Protein—surface interactions in the presence of polyethylene oxide: I. Simplified theory

Abstract

The protein resistance character of polyethylene oxide (PEO) chains terminally attached to a hydrophobic solid substrate is theoretically studied. Steric repulsion, van der Waals attraction, and hydrophobic interaction free energies are considered. The results are dependent on the chain length and surface density of PEO. The protein approaches the PEO surface by diffusion and is affected by the van der Waals attraction between the PEO surface and protein through water. Further approach of the protein initiates the compression of PEO chains, which induces a steric repulsion effect; an additional van der Waals attraction becomes important between the substrate and protein through the water solvated PEO layer. The van der Waals component with the substrate decreases with increasing surface density and chain length of terminally attached PEO chains. Other synthetic polymers were also studied, indicating that the protein resistance character is related to the refractive index, with PEO having the lowest refractive index of the common water-soluble synthetic polymers.

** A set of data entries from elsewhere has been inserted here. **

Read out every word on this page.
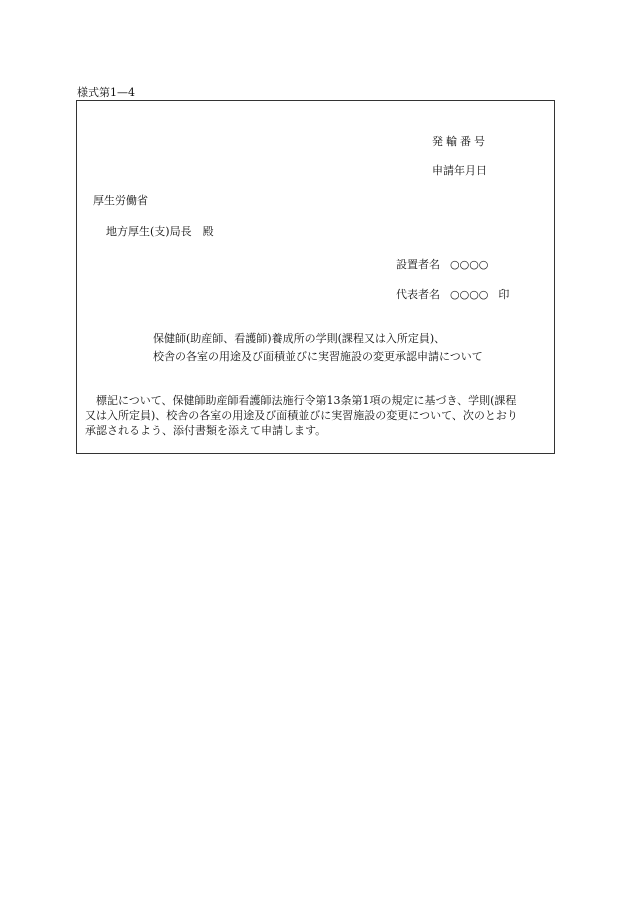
様式第1—4
発輸番号
申請年月日
厚生労働省
地方厚生(支)局長　殿
設置者名 ○○○○
代表者名 ○○○○ 印
保健師(助産師、看護師)養成所の学則(課程又は入所定員)、
校舎の各室の用途及び面積並びに実習施設の変更承認申請について
　標記について、保健師助産師看護師法施行令第13条第1項の規定に基づき、学則(課程
又は入所定員)、校舎の各室の用途及び面積並びに実習施設の変更について、次のとおり
承認されるよう、添付書類を添えて申請します。
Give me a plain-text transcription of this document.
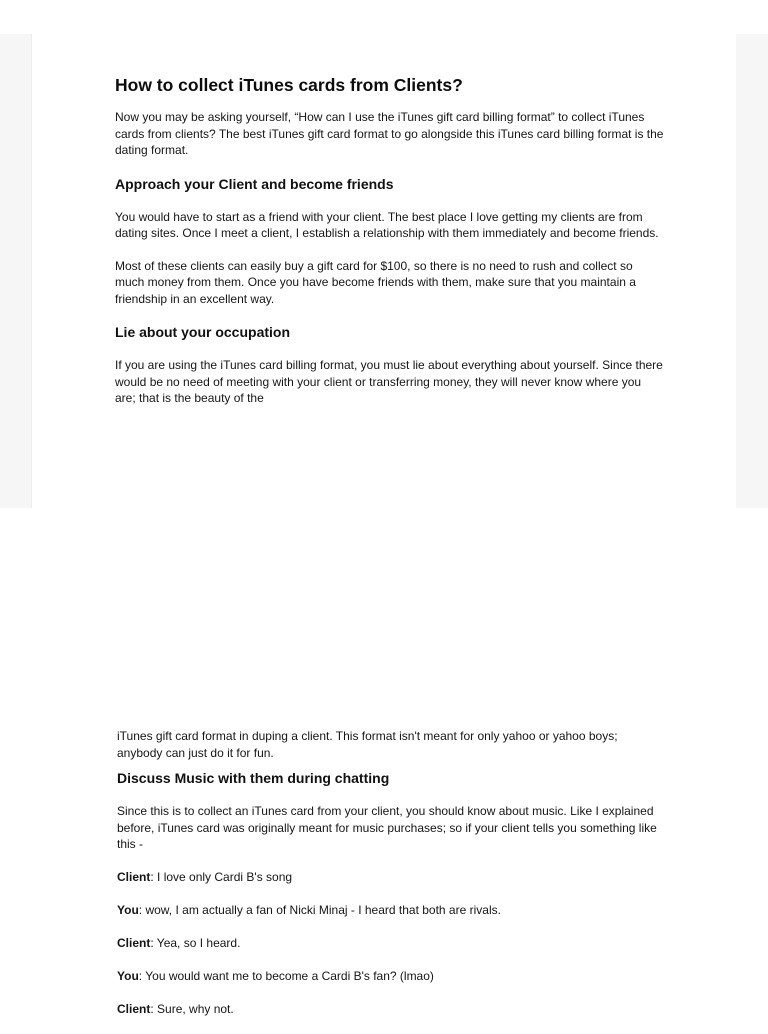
How to collect iTunes cards from Clients?

Now you may be asking yourself, “How can I use the iTunes gift card billing format” to collect iTunes cards from clients? The best iTunes gift card format to go alongside this iTunes card billing format is the dating format.

Approach your Client and become friends

You would have to start as a friend with your client. The best place I love getting my clients are from dating sites. Once I meet a client, I establish a relationship with them immediately and become friends.

Most of these clients can easily buy a gift card for $100, so there is no need to rush and collect so much money from them. Once you have become friends with them, make sure that you maintain a friendship in an excellent way.

Lie about your occupation

If you are using the iTunes card billing format, you must lie about everything about yourself. Since there would be no need of meeting with your client or transferring money, they will never know where you are; that is the beauty of the

iTunes gift card format in duping a client. This format isn't meant for only yahoo or yahoo boys; anybody can just do it for fun.

Discuss Music with them during chatting

Since this is to collect an iTunes card from your client, you should know about music. Like I explained before, iTunes card was originally meant for music purchases; so if your client tells you something like this -

Client: I love only Cardi B's song
You: wow, I am actually a fan of Nicki Minaj - I heard that both are rivals.
Client: Yea, so I heard.
You: You would want me to become a Cardi B's fan? (lmao)
Client: Sure, why not.
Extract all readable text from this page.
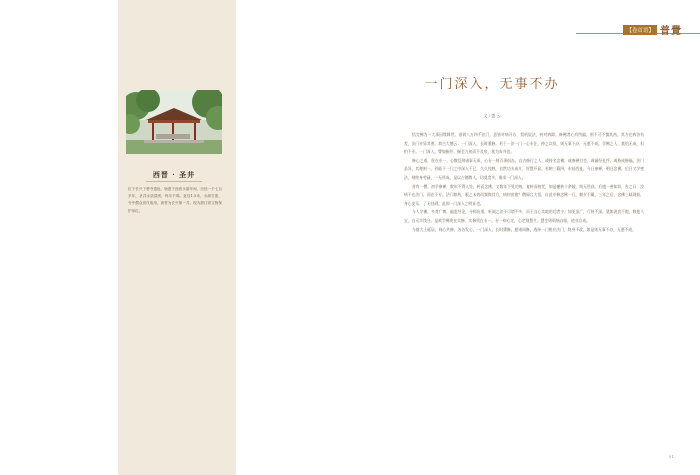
西晋 · 圣井
位于长兴下箬寺遗址，始建于西晋永嘉年间，历经一千七百多年，圣井水质清冽，终年不竭。直径1.5米，水源甘甜，寺中僧众世代取用，被誉为长兴第一井。现为浙江省文物保护单位。
【卷首语】 普覺
一门深入，无事不办
文 / 盛 云
01

悟完佛为一大事因缘降世，垂训八万四千法门，意皆对病开方，契机说法，药对病除。修佛者心有所偏，则不可不慎其药。其方在病各有差，法门亦异其要。故古大德云：一门深入，长时熏修。若于一法一门一心专注，持之以恒，则无事不办，无愿不成。学佛之人，莫怕无成，但怕不专。一门深入，譬如掘井，掘至九仞而不及泉，犹为弃井也。

修心之道，贵在专一。心散乱则诸事无成，心专一则百事俱办。自古修行之人，或持名念佛，或参禅打坐，或诵经礼忏，或持戒修福。法门虽异，其理则一。若能于一门之中深入不已，久久纯熟，自然功夫成片，智慧开显。若朝三暮四，东拈西扯，今日参禅，明日念佛，后日又学密法，则终身劳碌，一无所成。是以古德教人，切莫贪多，唯求一门深入。

昔有一僧，初学参禅，数年不得入处，转而念佛，又数年不见功效，复转而持咒，如是辗转十余载，终无所获。后遇一善知识，告之曰：汝病不在法门，而在不专。法门如药，服之未效而频换其方，病何由愈？僧闻言大悟，自此专修念佛一门，朝夕不辍，三年之后，念佛三昧现前，身心安乐，了无挂碍。此即一门深入之明证也。

今人学佛，多贪广博，遍览经论，寻师访道，听闻之法不可谓不多，而于自心实地用功者少。知见虽广，行持不深，犹如说食不饱，数他人宝，自无半钱分。是故学佛贵在实修，实修贵在专一。专一则心定，心定则慧生，慧生则烦恼自除，道业自成。

今值大士诞辰，同心共修，各各发心，一门深入，长时熏修。愿诸同修，选择一门相应法门，终身不改，如是则无事不办，无愿不成。
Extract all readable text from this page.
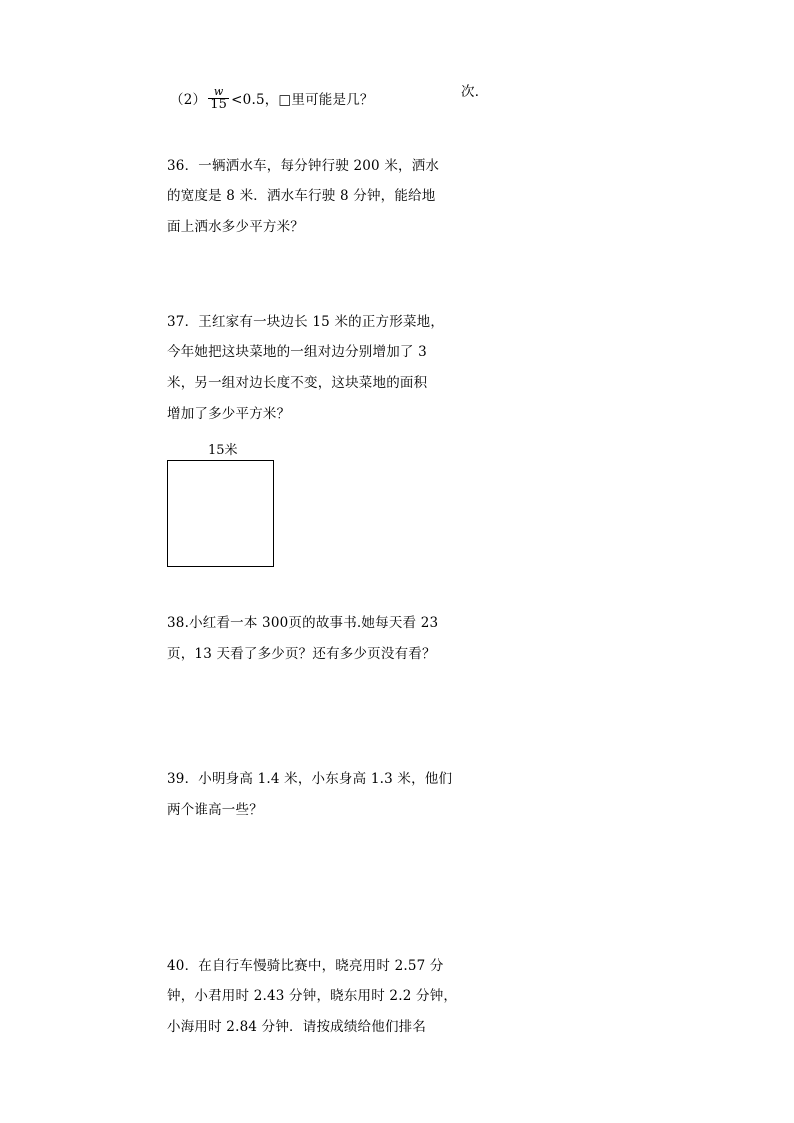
$(2) \frac{w}{15} <0.5$，□里可能是几？	次．
36．一辆洒水车，每分钟行驶 200 米，洒水
的宽度是 8 米．洒水车行驶 8 分钟，能给地
面上洒水多少平方米？
37．王红家有一块边长 15 米的正方形菜地，
今年她把这块菜地的一组对边分别增加了 3
米，另一组对边长度不变，这块菜地的面积
增加了多少平方米？
15米
38.小红看一本 300页的故事书.她每天看 23
页，13 天看了多少页？还有多少页没有看？
39．小明身高 1.4 米，小东身高 1.3 米，他们
两个谁高一些？
40．在自行车慢骑比赛中，晓亮用时 2.57 分
钟，小君用时 2.43 分钟，晓东用时 2.2 分钟，
小海用时 2.84 分钟．请按成绩给他们排名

The osmotic and elastic constants of steric repulsion for terminally attached PEO were estimated as ∼0.007 and 0.02, respectively, from literature data for PEO adsorbed to mica. The steric repulsion free energy and the combined steric repulsion and hydrophobic interaction free energies were calculated as a function of surface density and chain length of PEO. The free energy calculations as a function of surface density and chain length of PEO reveal that a high surface density and long chain length of terminally attached PEO should exhibit optimal protein resistance, with the attainment of high surface density of PEO being more important than long chain length. These theoretical results should be helpful in the design and development of materials resistant to protein adsorption.